Penang reviving under new leadership, says Economist

Chief Minister and DAP Secretary-General Lim Guan Eng’s open tender policies are helping Penang regain its lustre as a ‘global city’ by lifting the state’s economy to beyond that of a sweat shop industry, The Economist reported this week.
In its latest issue dated August 13, the international weekly dubbed Penang “the first custom-made city of globalisation” and credited Lim for boosting the port city’s revival by axing a racial special treatment economic policy in the state to create a more level-playing field that appeals to foreign investors.
“He has become the first governor in Malaysia to open up all state tenders to competition. This has entailed dismantling the special preferences for ethnic Malays that have underpinned the BN’s rule since the early 1970s,” the influential magazine on business and international affairs said of the Penang chief minister and his economic reforms.
“Adapted to the national stage, such policies could transform the way that the Malaysian federal government conducts business,” it added.
Prime Minister Datuk Seri Najib Razak had also mooted a similar series of reforms to raise Malaysia’s economic competitiveness last year but resistance from his own political party Umno, which is the lynchpin to the ruling Barisan Nasional federal government, has delayed its implementation.
The Economist article titled “Getting back its mojo: After a slump, an early engine of globalisation is thriving again reported that Penang had emerged as the top choice for investors out of Malaysia’s 13 other states — including Selangor, the most developed — due to its strategic geographic location between Asia’s two rising economic giants with its stickiness for the rule of law as its trump card.
“Penang’s own ‘Silicon Valley’ companies know that the rule of law in Malaysia gives them the sort of protection for patents and intellectual property they would not enjoy in China, and an ease of doing business that they could not find in India,” it said.

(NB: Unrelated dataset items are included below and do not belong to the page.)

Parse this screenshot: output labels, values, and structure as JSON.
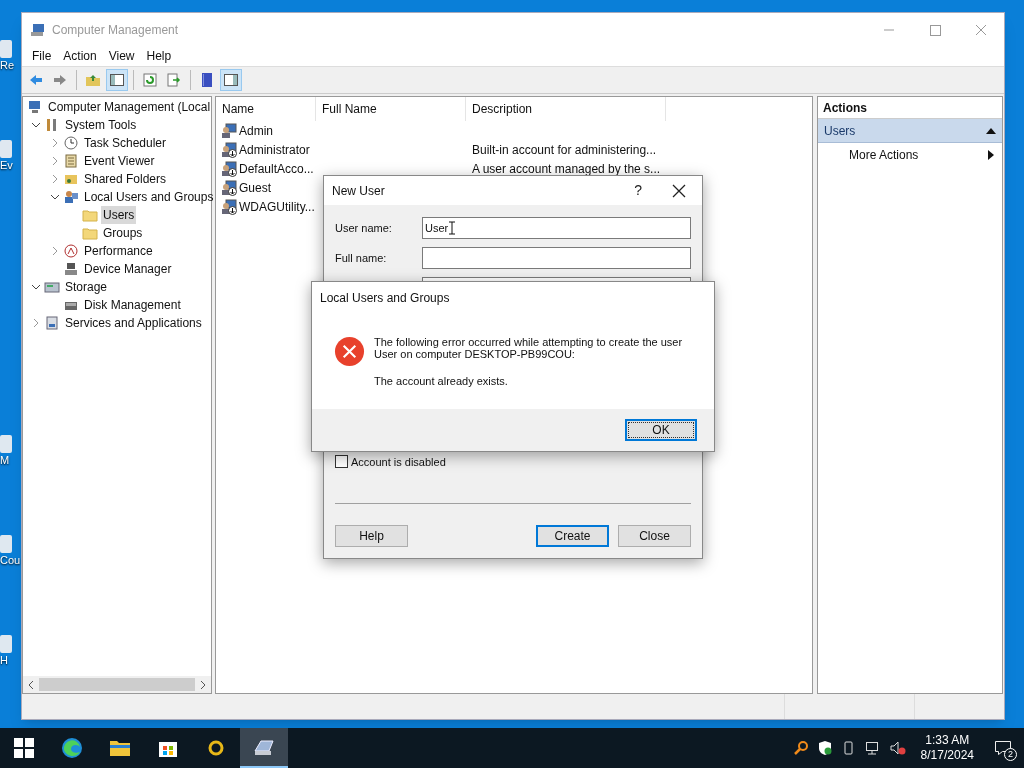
{
  "desktop": {
    "icons": [
      {
        "label": "Re"
      },
      {
        "label": "Ev"
      },
      {
        "label": "M"
      },
      {
        "label": "Cou"
      },
      {
        "label": "H"
      }
    ]
  },
  "window": {
    "title": "Computer Management",
    "menu": [
      "File",
      "Action",
      "View",
      "Help"
    ],
    "toolbar": [
      {
        "kind": "back",
        "pressed": false
      },
      {
        "kind": "forward",
        "pressed": false
      },
      {
        "kind": "sep"
      },
      {
        "kind": "up",
        "pressed": false
      },
      {
        "kind": "tree",
        "pressed": true
      },
      {
        "kind": "sep"
      },
      {
        "kind": "refresh",
        "pressed": false
      },
      {
        "kind": "export",
        "pressed": false
      },
      {
        "kind": "sep"
      },
      {
        "kind": "help",
        "pressed": false
      },
      {
        "kind": "pane",
        "pressed": true
      }
    ],
    "tree": [
      {
        "label": "Computer Management (Local",
        "kind": "computer",
        "selected": false,
        "children": [
          {
            "label": "System Tools",
            "kind": "tools",
            "expanded": true,
            "selected": false,
            "children": [
              {
                "label": "Task Scheduler",
                "kind": "clock",
                "expanded": false,
                "selected": false
              },
              {
                "label": "Event Viewer",
                "kind": "log",
                "expanded": false,
                "selected": false
              },
              {
                "label": "Shared Folders",
                "kind": "share",
                "expanded": false,
                "selected": false
              },
              {
                "label": "Local Users and Groups",
                "kind": "users",
                "expanded": true,
                "selected": false,
                "children": [
                  {
                    "label": "Users",
                    "kind": "folder",
                    "selected": true
                  },
                  {
                    "label": "Groups",
                    "kind": "folder",
                    "selected": false
                  }
                ]
              },
              {
                "label": "Performance",
                "kind": "gauge",
                "expanded": false,
                "selected": false
              },
              {
                "label": "Device Manager",
                "kind": "device",
                "selected": false
              }
            ]
          },
          {
            "label": "Storage",
            "kind": "storage",
            "expanded": true,
            "selected": false,
            "children": [
              {
                "label": "Disk Management",
                "kind": "disk",
                "selected": false
              }
            ]
          },
          {
            "label": "Services and Applications",
            "kind": "services",
            "expanded": false,
            "selected": false
          }
        ]
      }
    ],
    "list": {
      "columns": [
        "Name",
        "Full Name",
        "Description"
      ],
      "rows": [
        {
          "name": "Admin",
          "disabled": false
        },
        {
          "name": "Administrator",
          "disabled": true,
          "description": "Built-in account for administering..."
        },
        {
          "name": "DefaultAcco...",
          "disabled": true,
          "description": "A user account managed by the s..."
        },
        {
          "name": "Guest",
          "disabled": true
        },
        {
          "name": "WDAGUtility...",
          "disabled": true
        }
      ]
    },
    "actions": {
      "title": "Actions",
      "section": "Users",
      "items": [
        "More Actions"
      ]
    }
  },
  "new_user_dialog": {
    "title": "New User",
    "help": "?",
    "fields": [
      {
        "label": "User name:",
        "value": "User"
      },
      {
        "label": "Full name:"
      }
    ],
    "checkbox": {
      "label": "Account is disabled",
      "checked": false
    },
    "buttons": [
      {
        "label": "Help",
        "default": false
      },
      {
        "label": "Create",
        "default": true
      },
      {
        "label": "Close",
        "default": false
      }
    ]
  },
  "error_dialog": {
    "title": "Local Users and Groups",
    "message": "The following error occurred while attempting to create the user User on computer DESKTOP-PB99COU:",
    "detail": "The account already exists.",
    "button": "OK"
  },
  "taskbar": {
    "apps": [
      {
        "kind": "start",
        "active": false
      },
      {
        "kind": "edge",
        "active": false
      },
      {
        "kind": "explorer",
        "active": false
      },
      {
        "kind": "store",
        "active": false
      },
      {
        "kind": "ring",
        "active": false
      },
      {
        "kind": "compmgmt",
        "active": true
      }
    ],
    "time": "1:33 AM",
    "date": "8/17/2024",
    "notifications": "2"
  }
}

“Crucially, most of the new jobs are in research and development rather than assembly. An American chip-designer, Altera, has a new facility with 1,100 workers in Penang, 800 of them engineers. Its head says that almost all the engineers are locals — which is good for Malaysia,” it said.
It noted that Penang was also varying its investments; while the manufacturing sector was expanding rapidly as scores more electronic firms and medical-device makers are setting up base in the port city, it had also emerged as a top destination for medical tourists in the region offering top-notch services at a fraction of the cost in first-world countries such as the US.
“Little wonder, then, that Penang has become a political weathervane as much as a lesson in economic development,” it concluded.